Secured—for whom? In practice, what is being secured is not just shipping lanes but the right of Indigenous peoples to decide the fate of their territories. Local assemblies are not given access to contracts. Communities are not meaningfully consulted. And in many cases, environmental and cultural impacts are not assessed in Kalaallisut—the language spoken on the land itself.
Meanwhile, China advances through a parallel strategy—not with direct military presence, but with civil investments masked as technical cooperation. In 2025, Nuuk inaugurated a “Polar Logistics Center” partially funded by Chinese infrastructure grants. Officially, no state enterprises are involved. Yet, reports from the Lowy Institute and the Arctic Security Research Centre indicate at least three associated firms have operational histories in dual-use projects across the South China Sea.
Greenland is being partitioned by those who see the map—but not the memory. What registers as a geolocation point to them is a ceremonial site to us. What they call a lithium reserve is, for Inuit families, the habitat of the caribou—the place of hunting, of burial, of ancestral continuity.
Still, the dominant narrative insists we must choose between “being left behind” or “integrating with the twenty-first century.” As if we did not exist before flags. As if resistance were not also a form of future.

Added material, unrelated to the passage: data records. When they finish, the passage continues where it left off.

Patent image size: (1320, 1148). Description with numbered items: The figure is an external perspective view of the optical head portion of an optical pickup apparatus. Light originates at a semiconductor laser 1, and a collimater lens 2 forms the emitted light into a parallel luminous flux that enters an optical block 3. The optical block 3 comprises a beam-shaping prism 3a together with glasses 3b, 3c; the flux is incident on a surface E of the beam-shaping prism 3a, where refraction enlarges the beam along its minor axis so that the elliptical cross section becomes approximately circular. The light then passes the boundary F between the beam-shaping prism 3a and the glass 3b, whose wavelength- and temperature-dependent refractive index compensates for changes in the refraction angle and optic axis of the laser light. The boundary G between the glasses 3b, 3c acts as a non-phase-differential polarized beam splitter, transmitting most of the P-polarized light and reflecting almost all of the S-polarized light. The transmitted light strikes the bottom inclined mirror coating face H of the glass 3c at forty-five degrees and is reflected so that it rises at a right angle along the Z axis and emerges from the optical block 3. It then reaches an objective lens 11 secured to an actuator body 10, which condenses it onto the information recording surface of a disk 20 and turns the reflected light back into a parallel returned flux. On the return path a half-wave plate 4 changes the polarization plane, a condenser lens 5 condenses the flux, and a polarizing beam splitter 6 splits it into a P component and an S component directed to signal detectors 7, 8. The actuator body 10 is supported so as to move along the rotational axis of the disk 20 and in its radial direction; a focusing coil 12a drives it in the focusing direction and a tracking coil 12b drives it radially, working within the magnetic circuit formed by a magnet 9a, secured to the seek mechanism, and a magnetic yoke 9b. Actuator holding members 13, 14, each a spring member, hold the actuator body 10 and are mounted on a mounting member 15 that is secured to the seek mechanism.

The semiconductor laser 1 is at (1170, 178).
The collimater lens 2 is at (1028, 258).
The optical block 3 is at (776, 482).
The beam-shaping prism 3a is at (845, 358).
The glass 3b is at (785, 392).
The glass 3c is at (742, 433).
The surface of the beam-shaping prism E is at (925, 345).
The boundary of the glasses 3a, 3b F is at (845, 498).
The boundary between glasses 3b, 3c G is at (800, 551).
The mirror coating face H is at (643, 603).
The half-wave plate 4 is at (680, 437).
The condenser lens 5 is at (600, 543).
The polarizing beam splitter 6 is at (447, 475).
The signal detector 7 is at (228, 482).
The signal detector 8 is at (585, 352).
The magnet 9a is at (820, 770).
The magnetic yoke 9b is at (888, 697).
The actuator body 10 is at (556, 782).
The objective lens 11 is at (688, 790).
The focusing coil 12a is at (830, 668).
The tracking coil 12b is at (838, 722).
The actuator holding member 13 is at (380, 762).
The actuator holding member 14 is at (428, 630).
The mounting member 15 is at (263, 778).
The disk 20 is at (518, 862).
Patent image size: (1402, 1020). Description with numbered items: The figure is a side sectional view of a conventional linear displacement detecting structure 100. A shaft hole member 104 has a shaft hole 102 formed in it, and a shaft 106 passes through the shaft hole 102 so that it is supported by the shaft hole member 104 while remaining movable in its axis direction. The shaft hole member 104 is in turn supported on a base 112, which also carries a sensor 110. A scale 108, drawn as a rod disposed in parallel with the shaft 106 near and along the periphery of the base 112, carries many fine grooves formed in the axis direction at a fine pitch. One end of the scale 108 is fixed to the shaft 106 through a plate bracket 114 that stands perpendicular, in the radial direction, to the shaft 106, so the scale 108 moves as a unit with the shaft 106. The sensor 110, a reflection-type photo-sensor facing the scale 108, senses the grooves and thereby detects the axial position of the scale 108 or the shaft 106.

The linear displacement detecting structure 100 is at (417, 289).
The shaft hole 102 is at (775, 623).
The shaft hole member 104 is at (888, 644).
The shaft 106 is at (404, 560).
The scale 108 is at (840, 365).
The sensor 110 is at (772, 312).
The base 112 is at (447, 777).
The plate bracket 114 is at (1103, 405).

Modernization discourse is just colonialism rebranded. It no longer arrives by warship—it arrives through memorandums of understanding, climate summits, and GIS-based development dashboards. Colonialism today requires no crossing of oceans. A .pdf agreement and a signature under “sustainable development” will suffice.
The real issue is not who extracts. It is who decides, who profits, and who vanishes from the map once the resource runs dry.
Whether Greenland becomes a logistical platform for NATO, a mining outpost for Beijing, or an Arctic Indigenous republic remains to be seen. But while ports are negotiated, so too are languages, lands, and the right to imagine a future where ice is not an excuse for invasion—but a place for life.
Because cold preserves bodies. But it can also freeze willpower. And it is time to thaw it.